After “I do and you do” is mastered, we usually move on to “my and your” not using items anymore, but body parts and clothing. Again, you’re going to have to prompt with what you want the child to say, and this often involves the need for role-playing with another adult to get you fluent at these procedures. So, you want to sit across from the child that you’re teaching and you want to sit close enough that you’re able to easily touch his arm or your own arm. And the thing you want to ask here is, “Whose arm or whose shirt?”, and you can do nose, you can do hair, and you want to prompt right away if this is a novel skill the child has not mastered. So, it might look like, “Whose arm? Your arm. Your arm. Whose arm? Your arm.”, and you go back and forth between the child’s body parts and clothing and your own body parts and clothing, and you teach this in small, short lessons. If you’re interested in seeing another short clip of “my and your and I do, you do” all mastered, watch the video version of this blog (just scroll up and click the YouTube thumbnail).

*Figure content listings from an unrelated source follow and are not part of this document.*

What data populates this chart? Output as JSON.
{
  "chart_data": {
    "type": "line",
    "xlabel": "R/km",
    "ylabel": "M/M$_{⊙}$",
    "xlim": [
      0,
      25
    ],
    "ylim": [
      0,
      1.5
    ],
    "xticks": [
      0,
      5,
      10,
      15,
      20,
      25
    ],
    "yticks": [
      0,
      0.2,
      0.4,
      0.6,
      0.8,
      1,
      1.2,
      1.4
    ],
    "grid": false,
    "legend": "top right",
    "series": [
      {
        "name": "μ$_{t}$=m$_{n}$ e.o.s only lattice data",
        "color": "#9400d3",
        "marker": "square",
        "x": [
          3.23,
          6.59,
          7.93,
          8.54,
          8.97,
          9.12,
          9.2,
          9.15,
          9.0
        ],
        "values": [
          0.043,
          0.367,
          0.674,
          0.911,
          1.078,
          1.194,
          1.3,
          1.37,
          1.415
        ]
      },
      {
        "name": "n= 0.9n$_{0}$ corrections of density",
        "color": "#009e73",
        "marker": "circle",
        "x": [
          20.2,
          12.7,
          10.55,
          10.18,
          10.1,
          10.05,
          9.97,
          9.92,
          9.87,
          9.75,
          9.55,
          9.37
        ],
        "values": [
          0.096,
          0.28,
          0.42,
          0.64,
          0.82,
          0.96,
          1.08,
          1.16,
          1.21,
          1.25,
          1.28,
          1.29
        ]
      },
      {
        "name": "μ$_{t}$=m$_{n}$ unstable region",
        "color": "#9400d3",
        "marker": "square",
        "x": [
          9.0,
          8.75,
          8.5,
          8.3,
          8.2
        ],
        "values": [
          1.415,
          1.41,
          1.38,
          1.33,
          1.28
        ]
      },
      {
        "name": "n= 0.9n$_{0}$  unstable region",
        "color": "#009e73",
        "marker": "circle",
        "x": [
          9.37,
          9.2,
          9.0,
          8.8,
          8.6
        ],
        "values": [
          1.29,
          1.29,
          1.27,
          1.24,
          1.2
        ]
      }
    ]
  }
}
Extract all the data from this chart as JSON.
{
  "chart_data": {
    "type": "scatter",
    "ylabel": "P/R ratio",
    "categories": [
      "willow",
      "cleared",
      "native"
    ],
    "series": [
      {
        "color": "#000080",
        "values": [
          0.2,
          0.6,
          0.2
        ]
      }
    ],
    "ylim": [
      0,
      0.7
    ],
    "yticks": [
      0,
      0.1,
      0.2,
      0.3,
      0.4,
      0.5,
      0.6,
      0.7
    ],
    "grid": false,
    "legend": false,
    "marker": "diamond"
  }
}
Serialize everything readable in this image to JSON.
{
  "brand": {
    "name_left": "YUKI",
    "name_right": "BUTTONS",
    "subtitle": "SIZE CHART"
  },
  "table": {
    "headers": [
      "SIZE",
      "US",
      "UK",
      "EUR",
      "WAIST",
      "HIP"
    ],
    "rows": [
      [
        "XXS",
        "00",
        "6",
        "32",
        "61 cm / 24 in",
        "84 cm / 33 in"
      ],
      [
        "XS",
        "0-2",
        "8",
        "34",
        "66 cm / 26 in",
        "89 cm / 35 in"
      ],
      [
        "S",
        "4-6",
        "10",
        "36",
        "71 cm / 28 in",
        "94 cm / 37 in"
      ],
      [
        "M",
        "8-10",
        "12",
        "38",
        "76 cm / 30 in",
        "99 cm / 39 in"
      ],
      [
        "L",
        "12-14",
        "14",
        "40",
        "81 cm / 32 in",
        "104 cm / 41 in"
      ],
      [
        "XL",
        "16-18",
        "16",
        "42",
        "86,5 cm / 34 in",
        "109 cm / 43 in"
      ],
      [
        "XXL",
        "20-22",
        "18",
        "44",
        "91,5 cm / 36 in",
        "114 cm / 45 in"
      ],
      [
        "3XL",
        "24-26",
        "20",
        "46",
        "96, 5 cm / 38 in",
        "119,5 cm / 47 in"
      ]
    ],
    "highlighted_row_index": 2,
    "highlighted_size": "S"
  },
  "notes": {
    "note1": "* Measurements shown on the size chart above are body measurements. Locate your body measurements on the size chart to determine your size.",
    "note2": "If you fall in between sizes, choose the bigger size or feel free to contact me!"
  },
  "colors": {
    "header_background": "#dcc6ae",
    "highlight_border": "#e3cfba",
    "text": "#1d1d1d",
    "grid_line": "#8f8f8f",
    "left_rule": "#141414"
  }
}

In summary, prevention of pronoun errors early on can be reduced by eliminating pronouns altogether when teaching pronouns to kids with autism. So instead of, “Do you want a cookie?”, you might say, “Want cookie?” or just, “Cookie cookie.” For intermediate learners who need to be taught pronouns systematically, I have found that teaching “I do, you do” and then “my and your” is often the most effective way for learners to pick these skills up. However, intermediate learners who are at the VB-Mapp Levels 2-3 are extremely tricky to program for and teaching pronouns is just one very small slice of a comprehensive program that needs to be created and followed by both teachers and parents.